There I was, hanging from the precipice, muscles trembling, fingers aching, sweat dripping onto my spotter twenty feet below. He could see I was struggling, and shouted words of encouragement, but my head was pounding too loudly to make out the words. During the initial ascent, I felt strong and confident, though the intense scope of the route had begun to loosen my physical grip, as well as my grip on reality. I made it to the final hold, exhausting every drop of energy, unable to fathom lifting my arm again. The wall then became a towering mental blockade. I knew exactly where to put my hand next, yet I still didn’t feel as if I had the physical means of doing so. I screamed and shot my hand up in a final attempt to finish the climb. I was only hanging on by my fingertips and sheer determination, nevertheless I had made it to the top. My belayer celebrated and lowered me down. Weak and exhausted, I could barely unclip myself from the harness; however, mentally I had never felt stronger.
It is during these experiences that the world falls away; all that is left is the rock face itself. I become one with the wall, solely captivated by the placements of its holds and the complexity of its challenge. Time ceases to exist.
Rock climbing is a second language to me. I grew up scaling the tallest trees I could find, desiring the highest vantage point. Growing up in the uniformly flat state of Florida, I was limited in my upward journey. Luckily, I rekindled my love for climbing in high school, and now cannot imagine life without it. My passion for climbing is fueled by the adrenaline that pumps through my veins.

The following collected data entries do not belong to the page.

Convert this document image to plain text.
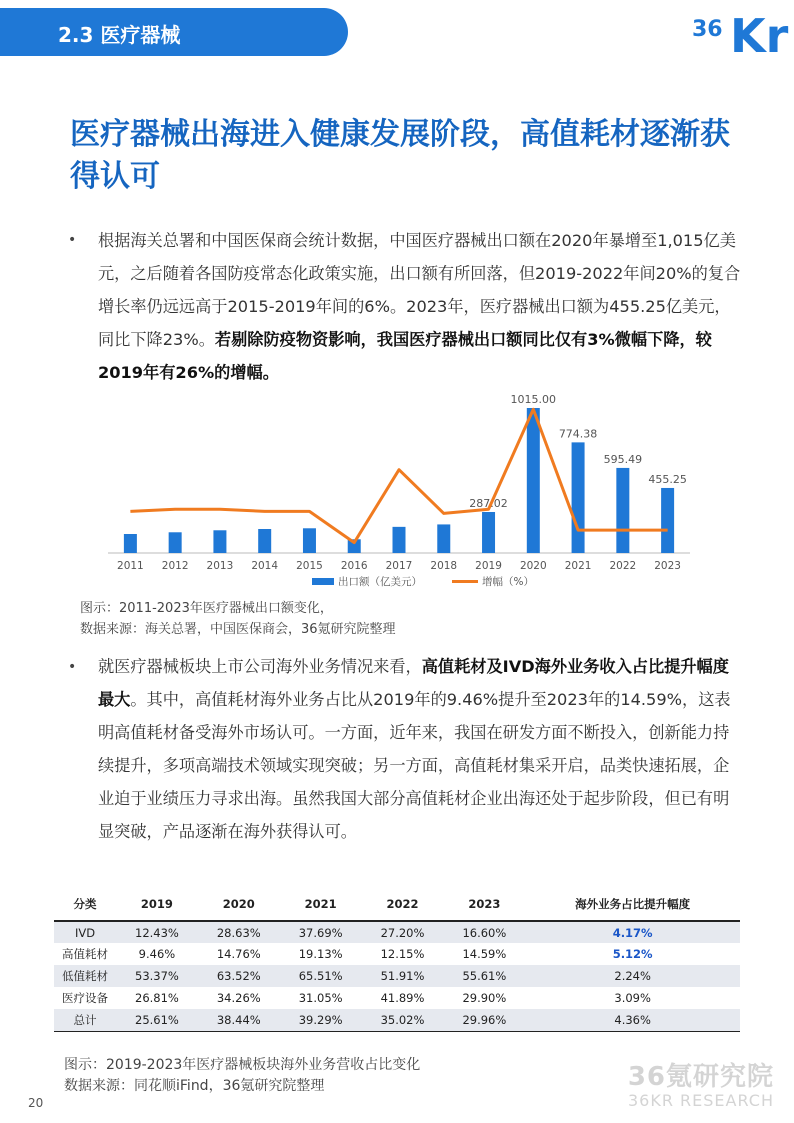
2.3 医疗器械	36 Kr
医疗器械出海进入健康发展阶段，高值耗材逐渐获得认可
• 根据海关总署和中国医保商会统计数据，中国医疗器械出口额在2020年暴增至1,015亿美元，之后随着各国防疫常态化政策实施，出口额有所回落，但2019-2022年间20%的复合增长率仍远远高于2015-2019年间的6%。2023年，医疗器械出口额为455.25亿美元，同比下降23%。若剔除防疫物资影响，我国医疗器械出口额同比仅有3%微幅下降，较2019年有26%的增幅。
287.02
1015.00
774.38
595.49
455.25
2011 2012 2013 2014 2015 2016 2017 2018 2019 2020 2021 2022 2023
出口额（亿美元）	增幅（%）
图示：2011-2023年医疗器械出口额变化，
数据来源：海关总署，中国医保商会，36氪研究院整理
• 就医疗器械板块上市公司海外业务情况来看，高值耗材及IVD海外业务收入占比提升幅度最大。其中，高值耗材海外业务占比从2019年的9.46%提升至2023年的14.59%，这表明高值耗材备受海外市场认可。一方面，近年来，我国在研发方面不断投入，创新能力持续提升，多项高端技术领域实现突破；另一方面，高值耗材集采开启，品类快速拓展，企业迫于业绩压力寻求出海。虽然我国大部分高值耗材企业出海还处于起步阶段，但已有明显突破，产品逐渐在海外获得认可。
分类	2019	2020	2021	2022	2023	海外业务占比提升幅度
IVD	12.43%	28.63%	37.69%	27.20%	16.60%	4.17%
高值耗材	9.46%	14.76%	19.13%	12.15%	14.59%	5.12%
低值耗材	53.37%	63.52%	65.51%	51.91%	55.61%	2.24%
医疗设备	26.81%	34.26%	31.05%	41.89%	29.90%	3.09%
总计	25.61%	38.44%	39.29%	35.02%	29.96%	4.36%
图示：2019-2023年医疗器械板块海外业务营收占比变化
数据来源：同花顺iFind，36氪研究院整理	36氪研究院
36KR RESEARCH
20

At first, I was an impatient climber who would try and solve the wall before me, making split-second decisions. However, this strategy rapidly tired me out after beginning to climb. Clearly, this method wasn’t going to get the job done; I had to change my mindset. Now, when I approach a wall, I first draw the problem out in my mind, using my hands to examine the holds. Like a game of chess, I lay out an intricate plan of attack. If I am completely perplexed by a wall, I converse with other pro climbers to guide me towards the best route. Every time I interact with climbers better than myself, I learn a new technique and create new bonds. Being part of the rock climbing community has helped me develop my social skills.
The best things about climbing is that there is no clear-cut way to climb a wall, and that there is always a new challenge. My climbing partners say that I take the most unorthodox routes when climbing, but ironically they’re the most natural and comfortable paths for me. I get lost in the walls and climb for hours, as time becomes irrelevant. I think of nothing else but reaching the last hold and forget all of my worries. Even when my friends beg to go home from fatigue, I insist on attempting another route. I don’t feel I’ve had a sufficient climbing session until my forearms are pulsing and the skin on my fingertips are raw.
Patience, collaboration, and determination are all needed when climbing a wall, like in any field of research. I no longer say I can’t do something, instead approaching challenges with the utmost confidence. If one plan falls short, I reassess and approach the wall from another angle. I am comfortable making decisions, even when I don’t know what the outcome may be. Through this life-changing sport I have strengthened not only my body but also my mind, learning the beauty of problem solving.
Admissions Committee Comments
Devon opens his essay with a story that is relatable to many: Struggling through a difficult activity (rock climbing in this instance) yet feeling determined to finish. The author effectively expands from this one experience to how his learning style has changed in the past few years. Through his essay, we get a sense of Devon’s growth mindset and can envision him continuing to develop as a student and individual once on our campus.